Это был он – Генрих из лаборатории мозга. Интересно, что понадобилось научному работнику от пациента нейрохирургического отделения? Может быть, захотелось проверить, жив ли странный посетитель? Или возникла новая гипотеза происхождения «очагов вины»? Или просто не с кем поговорить по душам?.. Мысли легко уместились в двухпрыжковое мгновение. Борис буквально заорал в трубку:
– Я слушаю!
– Приветствую вас, – обыденно поздоровался телефон голосом Генриха и замолчал, видимо ожидая ответного приветствия. Борис решил не сопротивляться.
– И я вас приветствую, профессор!
– Издеваетесь?! – то ли спросил, то ли констатировал ученый. – Никакой я не профессор, а если бы был им, то не сидел бы сейчас в такой захудалой комнатушке. Заведовал бы кафедрой, читал лекции студентам, получал зарплату и премию... Смешно. Нет, уважаемый, это не про меня.
Бориса распирало от нетерпения. Гений что-то не в меру разговорчив.
– Простите, если обидел, – формально извинился Мусорщик. – Я хотел спросить: вы соскучились или по делу?
Голос Генриха моментально стал жестким:
– Я вас жду. Появились кое-какие соображения. Судя по тому, что вы со мной разговариваете и даже пытаетесь шутить, операцию вам сделать не успели... Я прав?
– Да, хотя это может означать и удачный исход операции с мгновенной реабилитацией.
– Не может! – Пауза. – Почти не может. Вы уже в машине?
– Практически. Я буду через полчаса максимум.

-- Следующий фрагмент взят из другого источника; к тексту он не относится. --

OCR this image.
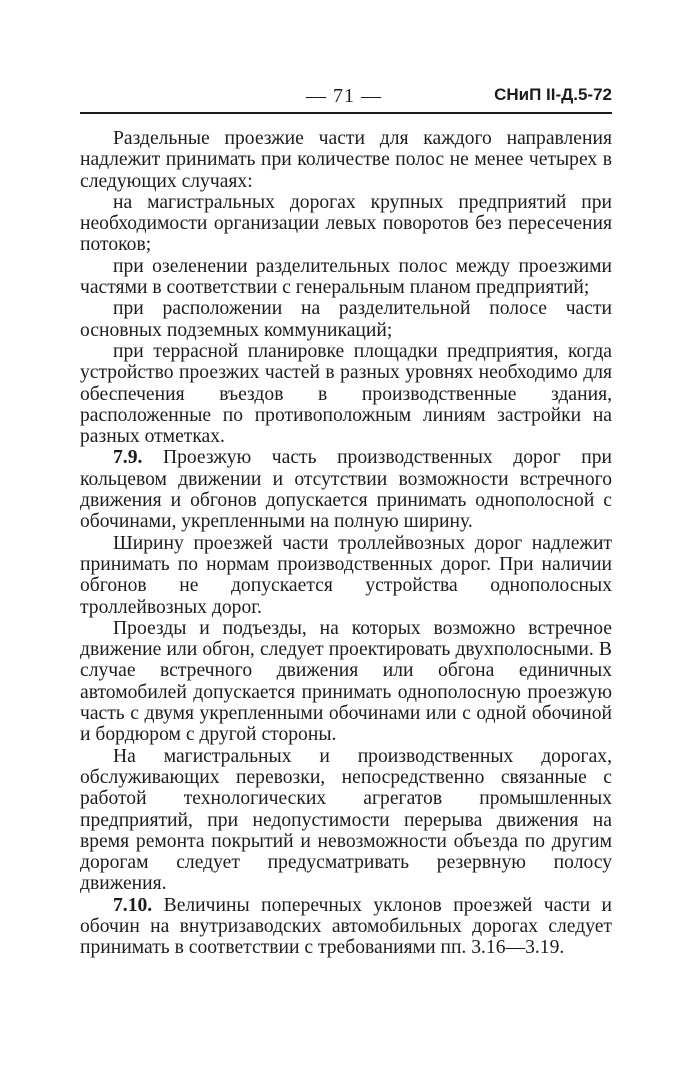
— 71 —	СНиП II-Д.5-72

Раздельные проезжие части для каждого направления надлежит принимать при количестве полос не менее четырех в следующих случаях:

на магистральных дорогах крупных предприятий при необходимости организации левых поворотов без пересечения потоков;

при озеленении разделительных полос между проезжими частями в соответствии с генеральным планом предприятий;

при расположении на разделительной полосе части основных подземных коммуникаций;

при террасной планировке площадки предприятия, когда устройство проезжих частей в разных уровнях необходимо для обеспечения въездов в производственные здания, расположенные по противоположным линиям застройки на разных отметках.

7.9. Проезжую часть производственных дорог при кольцевом движении и отсутствии возможности встречного движения и обгонов допускается принимать однополосной с обочинами, укрепленными на полную ширину.

Ширину проезжей части троллейвозных дорог надлежит принимать по нормам производственных дорог. При наличии обгонов не допускается устройства однополосных троллейвозных дорог.

Проезды и подъезды, на которых возможно встречное движение или обгон, следует проектировать двухполосными. В случае встречного движения или обгона единичных автомобилей допускается принимать однополосную проезжую часть с двумя укрепленными обочинами или с одной обочиной и бордюром с другой стороны.

На магистральных и производственных дорогах, обслуживающих перевозки, непосредственно связанные с работой технологических агрегатов промышленных предприятий, при недопустимости перерыва движения на время ремонта покрытий и невозможности объезда по другим дорогам следует предусматривать резервную полосу движения.

7.10. Величины поперечных уклонов проезжей части и обочин на внутризаводских автомобильных дорогах следует принимать в соответствии с требованиями пп. 3.16—3.19.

– Жду! – Генрих отключился.
В душе Бориса вновь затеплилась проклятая надежда. Сколько раз он приказывал себе быть реалистом, сколько раз запрещал радоваться заранее, надеясь на положительный результат, какие титанические усилия прилагал, чтобы отвлечься от несбыточных желаний и нереализуемых мыслей... Нет! Снова и снова предательская мыслишка о том, что появился еще один шанс, закрадывалась в голову и, сколько бы ее ни гнали, сидела, притаившись до лучших времен. Стоило приоткрыться малюсенькой лазейке, мыслишка сразу же вырастала и крепла, пытаясь вырваться наружу, и никакими уговорами нельзя было ее угомонить. Она, настырная, все перла и перла, пока не превращалась в ощутимый, постоянно присутствующий радостный организм, живущий внутри, который вселяет уверенность: все будет хорошо. Бо точно знал, что до такой степени взращивать надежду непозволительно. Слишком больно каждый раз прощаться с ней. И чем она больше, крепче и старше, тем мучительнее и страшнее ее смерть. За плечами у Мусорщика давно образовалось приличного размера кладбище погребенных надежд. В отличие от реального на могильных плитах этого погоста было бы выгравировано одно и то же – «Надежда, которая не сбылась».